CM5 is the most versatile and general sensor chip in the BIACORE sensor chip family, where carboxymethylated dextrans are covalently attached to a gold surface as a thick matrix. The molecules could be covalently coupled to the sensor surface via amine, thiol, aldehyde or carboxyl groups. In this work, the amine group of the antibody was covalently coupled to the carboxyl group of carboxymethylated dextran. C1 is also a good option for antibody-antigen interaction, since C1 has a flat layer terminated with a carboxyl group and is suitable for detecting large molecules, such as antibodies or antigens. In addition, we also considered using a self-assembled monolayer of mercaptoalkanoic acid as the material for sensor chips, because they can form a thin layer with the functional carboxyl group on the gold surface. In order to avoid non-specific binding, the mixture of ethylene glycol-terminated mercapto-alkanol, (1-mercapto-11-undecyl)tetra(ethylene glycol) (HSC11EG4OH) and ethylene glycol-terminated mercapto-alkanoic acid, (1-mercapto-11- undecyl)hexa(ethylene glycol)carboxylic acid (HSC11EG6OCH2COOH) were used in this research and their self-assembly monolayer are abbreviated as EG-SAM in the following discussion.

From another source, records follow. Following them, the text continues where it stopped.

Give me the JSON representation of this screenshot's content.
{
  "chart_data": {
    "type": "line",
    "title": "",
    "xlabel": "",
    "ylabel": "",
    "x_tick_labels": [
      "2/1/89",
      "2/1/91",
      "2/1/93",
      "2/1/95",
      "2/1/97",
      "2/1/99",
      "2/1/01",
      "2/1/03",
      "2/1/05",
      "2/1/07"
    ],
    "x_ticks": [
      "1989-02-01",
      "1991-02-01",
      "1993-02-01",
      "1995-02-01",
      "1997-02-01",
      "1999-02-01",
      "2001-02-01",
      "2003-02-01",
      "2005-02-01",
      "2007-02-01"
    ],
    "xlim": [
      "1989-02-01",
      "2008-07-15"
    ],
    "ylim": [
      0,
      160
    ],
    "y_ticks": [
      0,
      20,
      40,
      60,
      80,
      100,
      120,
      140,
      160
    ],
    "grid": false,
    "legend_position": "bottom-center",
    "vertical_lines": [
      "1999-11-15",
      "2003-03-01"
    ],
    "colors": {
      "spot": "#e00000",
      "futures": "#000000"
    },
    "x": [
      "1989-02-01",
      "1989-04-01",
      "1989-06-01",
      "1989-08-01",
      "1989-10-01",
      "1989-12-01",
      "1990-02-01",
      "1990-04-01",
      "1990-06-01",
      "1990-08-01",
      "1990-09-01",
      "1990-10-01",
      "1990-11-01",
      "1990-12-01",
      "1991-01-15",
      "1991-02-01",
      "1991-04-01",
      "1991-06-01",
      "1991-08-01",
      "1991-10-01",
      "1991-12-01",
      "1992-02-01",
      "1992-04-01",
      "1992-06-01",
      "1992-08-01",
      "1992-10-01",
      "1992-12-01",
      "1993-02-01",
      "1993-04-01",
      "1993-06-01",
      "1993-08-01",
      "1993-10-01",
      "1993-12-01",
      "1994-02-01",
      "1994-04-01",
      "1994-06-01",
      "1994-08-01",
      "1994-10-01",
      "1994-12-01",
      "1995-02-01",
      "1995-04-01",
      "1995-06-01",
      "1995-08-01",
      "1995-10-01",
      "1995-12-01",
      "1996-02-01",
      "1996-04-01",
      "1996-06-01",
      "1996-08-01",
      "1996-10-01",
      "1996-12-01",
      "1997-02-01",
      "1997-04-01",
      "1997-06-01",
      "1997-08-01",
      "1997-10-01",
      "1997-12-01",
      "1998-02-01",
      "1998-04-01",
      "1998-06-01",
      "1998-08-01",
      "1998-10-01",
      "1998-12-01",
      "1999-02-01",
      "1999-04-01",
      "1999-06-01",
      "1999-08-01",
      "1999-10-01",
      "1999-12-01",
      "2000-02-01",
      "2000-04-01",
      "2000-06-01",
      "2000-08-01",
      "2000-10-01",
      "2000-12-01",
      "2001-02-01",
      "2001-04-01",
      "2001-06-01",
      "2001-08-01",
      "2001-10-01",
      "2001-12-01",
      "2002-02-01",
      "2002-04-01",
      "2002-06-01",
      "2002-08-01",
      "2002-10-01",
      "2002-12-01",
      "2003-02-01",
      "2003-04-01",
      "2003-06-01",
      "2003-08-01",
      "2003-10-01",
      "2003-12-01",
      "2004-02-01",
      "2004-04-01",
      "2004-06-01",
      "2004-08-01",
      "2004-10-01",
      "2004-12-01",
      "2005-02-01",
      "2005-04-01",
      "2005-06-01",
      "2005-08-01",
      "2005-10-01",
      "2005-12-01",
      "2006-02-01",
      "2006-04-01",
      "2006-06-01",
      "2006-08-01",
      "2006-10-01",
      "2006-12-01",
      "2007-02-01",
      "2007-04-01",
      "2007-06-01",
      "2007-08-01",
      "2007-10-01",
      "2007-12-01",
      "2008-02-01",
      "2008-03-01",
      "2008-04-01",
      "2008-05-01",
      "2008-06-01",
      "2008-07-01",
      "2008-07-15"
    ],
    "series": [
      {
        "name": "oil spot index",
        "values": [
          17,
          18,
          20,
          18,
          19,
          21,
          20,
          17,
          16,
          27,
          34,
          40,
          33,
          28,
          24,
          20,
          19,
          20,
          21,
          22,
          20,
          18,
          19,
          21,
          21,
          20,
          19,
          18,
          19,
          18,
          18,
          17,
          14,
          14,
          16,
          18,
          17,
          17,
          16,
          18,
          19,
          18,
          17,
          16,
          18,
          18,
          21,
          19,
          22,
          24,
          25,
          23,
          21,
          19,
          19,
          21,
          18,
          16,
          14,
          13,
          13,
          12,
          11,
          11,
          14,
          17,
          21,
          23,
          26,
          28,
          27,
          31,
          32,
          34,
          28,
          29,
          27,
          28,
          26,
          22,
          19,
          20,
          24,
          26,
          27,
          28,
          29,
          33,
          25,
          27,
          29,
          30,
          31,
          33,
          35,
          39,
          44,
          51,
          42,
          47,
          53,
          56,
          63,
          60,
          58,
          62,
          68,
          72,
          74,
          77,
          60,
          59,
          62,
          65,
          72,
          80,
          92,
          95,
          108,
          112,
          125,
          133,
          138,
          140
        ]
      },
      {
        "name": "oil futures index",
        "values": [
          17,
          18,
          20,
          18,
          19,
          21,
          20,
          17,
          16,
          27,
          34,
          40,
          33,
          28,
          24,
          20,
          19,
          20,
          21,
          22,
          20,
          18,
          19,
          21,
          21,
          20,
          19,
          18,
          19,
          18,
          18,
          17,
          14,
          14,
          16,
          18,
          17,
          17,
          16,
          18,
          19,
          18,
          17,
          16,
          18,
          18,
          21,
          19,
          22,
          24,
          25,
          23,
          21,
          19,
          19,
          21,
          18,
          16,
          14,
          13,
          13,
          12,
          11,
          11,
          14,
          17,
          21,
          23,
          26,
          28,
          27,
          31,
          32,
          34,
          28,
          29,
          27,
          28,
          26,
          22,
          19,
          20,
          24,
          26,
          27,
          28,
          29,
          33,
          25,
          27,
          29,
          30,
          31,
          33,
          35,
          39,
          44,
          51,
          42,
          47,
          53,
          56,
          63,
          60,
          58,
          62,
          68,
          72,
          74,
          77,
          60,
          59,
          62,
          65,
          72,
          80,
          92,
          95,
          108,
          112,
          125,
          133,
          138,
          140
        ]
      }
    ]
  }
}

The immobilization of anti-CEA onto the sensor chip caused a shift of 1,700 RU on C1 and 2500 RU on EG-SAM (the figures are omitted), while the shift was 23,800 RU on CM5 under the same condition. The immobilized amounts of anti-CEA antibody onto C1 and CM5 are much less than that on CM5, most probably because CM5 has a matrix containing more carboxyl group than C1 and EG- SAM. However, the further interactions of antibody-antigen caused quite similar signal shifts on the three kinds of sensor chip CM5, C1 and EG-SAM as shown in sensorgrams in
Figures 3 and
6. The response data summarized in
Figure 7 gives a more clear view of resonance unit shift with concentrations on different surfaces, namely, there is a linear relationship between resonance unit shift and concentration when the concentration is lower than 400 ng/mL and the shifts on the three kinds of sensor chip are similar to each other.
It is very interesting that the signal shifts for antigen-antibody interactions are very similar, even though the signal shifts for immobilizing antibody are quite different on the three kinds of sensor chips. To understand this phenomenon, the SPR principle and the structures of the sensor chips were examined. The structures of the three kinds of sensor chips are illustrated in
Figure 6(a). CM5 has a thick layer of around 100 nm of dextran, while C1 has a thin flat layer on gold and EG-SAM has a layer of 5 nm on gold. According to SPR principle, the SPR signals decay exponentially with the distance of analyte from the surface [
21], the change close to the gold film is easier to detect, so the interaction on the top of dextran layer may cause less shift compared to that at the bottom, and there is higher hindrance for the anti-CEA antibody at the bottom to bind with CEA. Therefore, the interactions of antibody and antigen would presumably cause similar signal shift even though there are more antibodies on CM5.